A Lesson in Tinglish

I gotta admit, I've always been amused by the way non-English speakers speak English. I grew up hearing Chinglish from family members and Spanglish all around me in New York City, and now I hear Tinglish every day. I just love how people blend their native languages with English.

One of the idiosyncrasies of Tinglish that I've come to expect and gotten used to hearing is the use of tones when none is required. As you may know, Thai is a tonal language, like Chinese. So when the Thai people speak English, they tend to put in tones like they do in Thai. The way they do this is by elongating a word and emphasizing the last syllable. Even a one-syllable word becomes two syllables with an emphasis at the end. "No" becomes "noo-OOO!" "Coming" becomes "com-EENG!" After about two months of being here, my son began talking like this. He loves accents and picks them up pretty quickly, so he would say all his words with this accent -- "I don't like ii-EET!" "I am go-EENG ho-OME!" He doesn't do it as much with us anymore, but I hear him talk like this when he's with his Thai friends at school. Sometimes even my husband and I unconsciously slip into this pattern of speech!

The Thai people also have trouble with the "l" sound and tend to say it as the "r" sound. My son's name has an "l" in it and that always comes out as the "r" sound when his Thai teachers and some of his Thai friends say it. He used to get upset about it, thinking they were doing it on purpose or teasing him about his name!

The Thai people also can't say the "l" sound at the end of English words; instead, it comes out as the "n" sound. So "noodle" becomes "nooden" and "basketball" becomes "basketban." But they still spell words ending with the "n" sound with an "l"! It can get pretty confusing when it's a Thai word. For example, there's a boy at school whose nickname is Pol. I would pronounce it as it's spelled, like "pole," and he would never respond to me. Finally, my son told me that it's actually pronounced as "Pon"! What? Then, the other day, a parent who's pretty fluent in English was telling me that her son doesn't like apples and said "appen" instead. Took me a second to figure out she was talking about apples.

I've also noticed they tend to leave off the "-s" ending sounds with plurals and other words. My son's name also has an "s" at the end, which tends to be left off. So you can imagine how mangled his name sounds with the "l" changed to "r" and the ending "s" sound left off.

Speaking of change, something the Thai people also have a lot of trouble with is the difference between the "ch" and "sh" sounds. They tend to mix up the two. This seems to be very common; I hear it from almost everyone, even students who speak English fluently. Instead of "shower," they say "chower," and they pronounce words like "change" as "shange." My son's teacher started teaching her students the difference between these two sounds last semester and still continues to this day!

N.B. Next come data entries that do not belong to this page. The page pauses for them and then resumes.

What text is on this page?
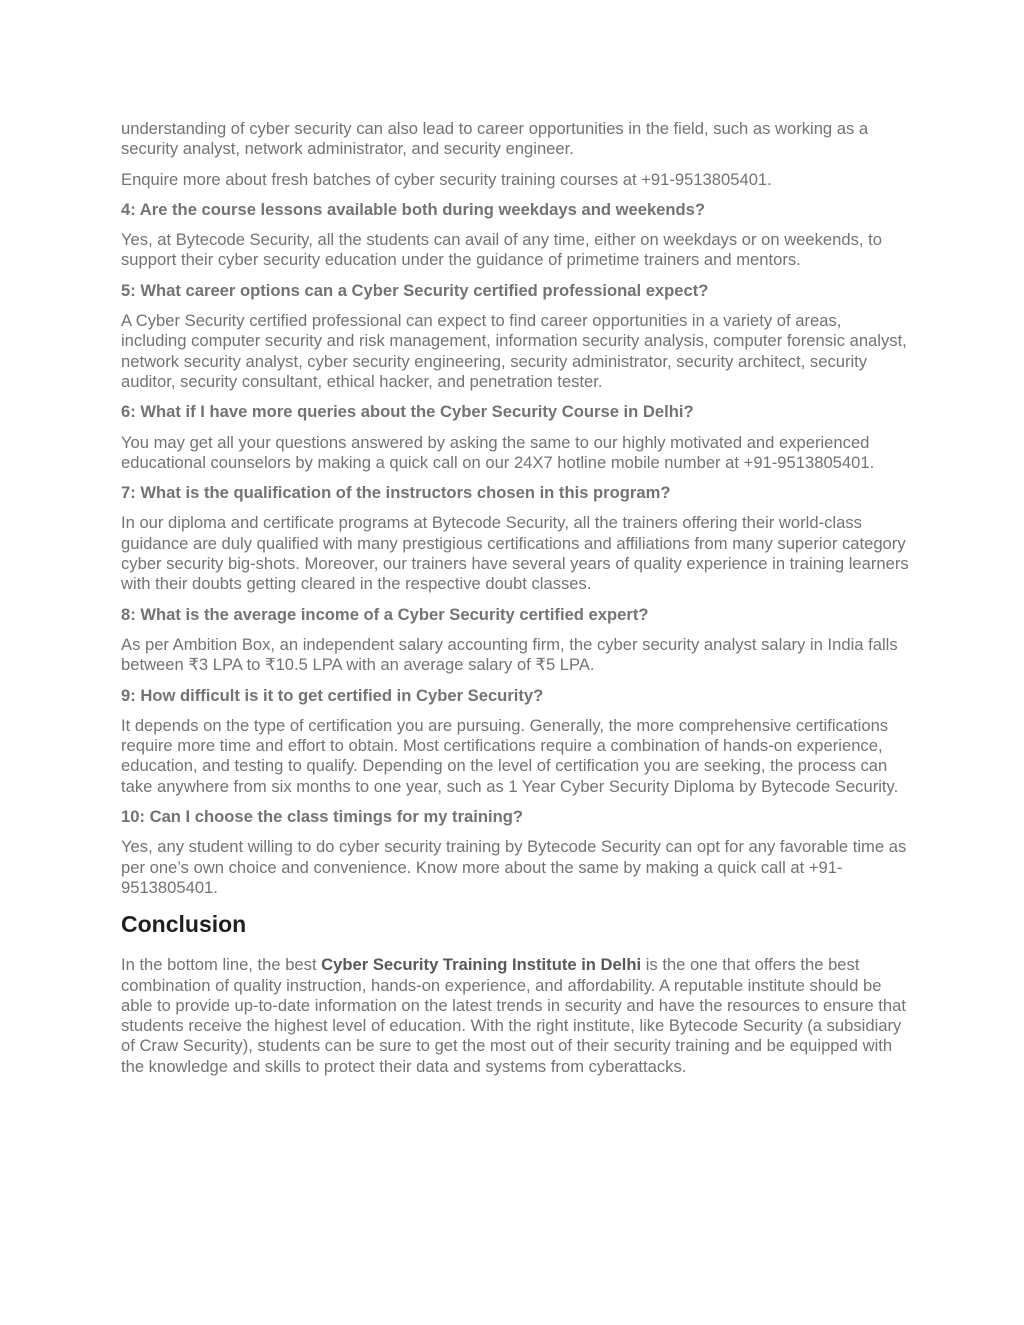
understanding of cyber security can also lead to career opportunities in the field, such as working as a security analyst, network administrator, and security engineer.

Enquire more about fresh batches of cyber security training courses at +91-9513805401.

4: Are the course lessons available both during weekdays and weekends?

Yes, at Bytecode Security, all the students can avail of any time, either on weekdays or on weekends, to support their cyber security education under the guidance of primetime trainers and mentors.

5: What career options can a Cyber Security certified professional expect?

A Cyber Security certified professional can expect to find career opportunities in a variety of areas, including computer security and risk management, information security analysis, computer forensic analyst, network security analyst, cyber security engineering, security administrator, security architect, security auditor, security consultant, ethical hacker, and penetration tester.

6: What if I have more queries about the Cyber Security Course in Delhi?

You may get all your questions answered by asking the same to our highly motivated and experienced educational counselors by making a quick call on our 24X7 hotline mobile number at +91-9513805401.

7: What is the qualification of the instructors chosen in this program?

In our diploma and certificate programs at Bytecode Security, all the trainers offering their world-class guidance are duly qualified with many prestigious certifications and affiliations from many superior category cyber security big-shots. Moreover, our trainers have several years of quality experience in training learners with their doubts getting cleared in the respective doubt classes.

8: What is the average income of a Cyber Security certified expert?

As per Ambition Box, an independent salary accounting firm, the cyber security analyst salary in India falls between ₹3 LPA to ₹10.5 LPA with an average salary of ₹5 LPA.

9: How difficult is it to get certified in Cyber Security?

It depends on the type of certification you are pursuing. Generally, the more comprehensive certifications require more time and effort to obtain. Most certifications require a combination of hands-on experience, education, and testing to qualify. Depending on the level of certification you are seeking, the process can take anywhere from six months to one year, such as 1 Year Cyber Security Diploma by Bytecode Security.

10: Can I choose the class timings for my training?

Yes, any student willing to do cyber security training by Bytecode Security can opt for any favorable time as per one’s own choice and convenience. Know more about the same by making a quick call at +91-9513805401.

Conclusion

In the bottom line, the best Cyber Security Training Institute in Delhi is the one that offers the best combination of quality instruction, hands-on experience, and affordability. A reputable institute should be able to provide up-to-date information on the latest trends in security and have the resources to ensure that students receive the highest level of education. With the right institute, like Bytecode Security (a subsidiary of Craw Security), students can be sure to get the most out of their security training and be equipped with the knowledge and skills to protect their data and systems from cyberattacks.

Also, I assume that, like Chinese, Thai doesn't have tenses or conjugation of verbs, so they don't tend to use tenses or conjugate the verbs when speaking English. I'm totally used to this as I, too, grew up hearing English this way from my family, though it does lead to some confusion as to when something actually happened.

Like all variations of -nglish, Tinglish is fun and funny with all its quirks. 555! That means "hahaha" here. The Thai word for "five" is "ha," so 555 = hahaha! I love ii-EET!